One of the commentaries I've read talked about how many search for blessing and happiness and prosperity and the Lord gives the way to all of those things right here- those things are for the person who delights and meditates on the Word.
Maybe this truth isn't new for you, but it a bit of a revelation for me. As someone who has never been a big one to search for happiness, but instead have set myself on the long, arduous path to searching out the Word, I've come to find that the two are not as far apart as I originally thought.
See I've often looked at those on the quest for happiness as irresponsible. "Life's not about happiness,. God is not concerned about our happiness" has been one of my mantras. So I've been one to seek after the Lord in a radical, committed way in the journey to not be someone all about happiness. I've often touted the sacrificial aspects of serving the Lord (and still believe they are necessary and a part of a healthy walk with God).
It's not as though my life has been miserable. .It just hasn't been remarkably joyful either. It's normally pretty good, pretty average, pretty normal. My emotions and experiences have often been pretty "middle of the road" even with exciting things in my life. I know that my melancholy has often been annoying to others, but I've never thought much about it myself. But somewhere along the journey, I decided to believe the lie that happiness was irresponsible. And while I've prided myself on believing the whole truth of the Bible, I've lived in a way that emphatically disagrees.

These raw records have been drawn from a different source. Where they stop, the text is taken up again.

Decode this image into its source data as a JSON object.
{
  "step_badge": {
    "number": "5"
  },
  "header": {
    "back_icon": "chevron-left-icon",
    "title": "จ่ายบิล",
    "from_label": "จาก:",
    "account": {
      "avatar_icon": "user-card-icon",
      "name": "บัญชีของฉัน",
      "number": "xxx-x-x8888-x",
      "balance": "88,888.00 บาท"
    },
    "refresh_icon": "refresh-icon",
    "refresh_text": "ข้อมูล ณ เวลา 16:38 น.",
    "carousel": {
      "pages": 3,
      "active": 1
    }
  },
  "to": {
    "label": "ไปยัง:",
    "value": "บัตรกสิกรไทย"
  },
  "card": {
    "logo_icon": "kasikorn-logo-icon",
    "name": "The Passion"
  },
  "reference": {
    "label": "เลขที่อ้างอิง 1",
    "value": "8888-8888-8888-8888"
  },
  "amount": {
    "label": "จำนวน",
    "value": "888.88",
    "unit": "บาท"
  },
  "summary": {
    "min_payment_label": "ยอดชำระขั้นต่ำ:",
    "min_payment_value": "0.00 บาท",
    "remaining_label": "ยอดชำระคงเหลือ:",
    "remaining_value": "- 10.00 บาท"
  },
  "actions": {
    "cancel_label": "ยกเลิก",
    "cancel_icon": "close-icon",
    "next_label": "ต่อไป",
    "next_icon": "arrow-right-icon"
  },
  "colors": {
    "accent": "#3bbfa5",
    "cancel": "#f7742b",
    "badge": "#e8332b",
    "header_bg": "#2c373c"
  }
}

And while I was singing through this psalm, though, I began to sing about how the "hidden-ness" of a truth as nothing to do with whether or not the concept is true or not. Though I have to search deep to experience the truth of enduring joy and meditating on the Word, it doesn't change the fact that it's true. If I don't experience the truth until I search long and hard and through the deep things, it remains a truth. And if I never search it out and never experience it in my life, it doesn't change the truth into a lie.
Perhaps sometimes our lack of experiencing the truths of the Bible says more about us than it does about the trustworthiness of God. My lack of experience doesn't make God a liar, it doesn't even make me a bad person or bad Christian, it creates an injustice. An injustice that only my lifelong, deep search for Him will alleviate.
So I have to tweak my original mantra to be "The happiness in life is found through God. He is not primarily concerned with your pleasure and happiness, but it is a perk that He gives to those who wholeheartedly seek Him."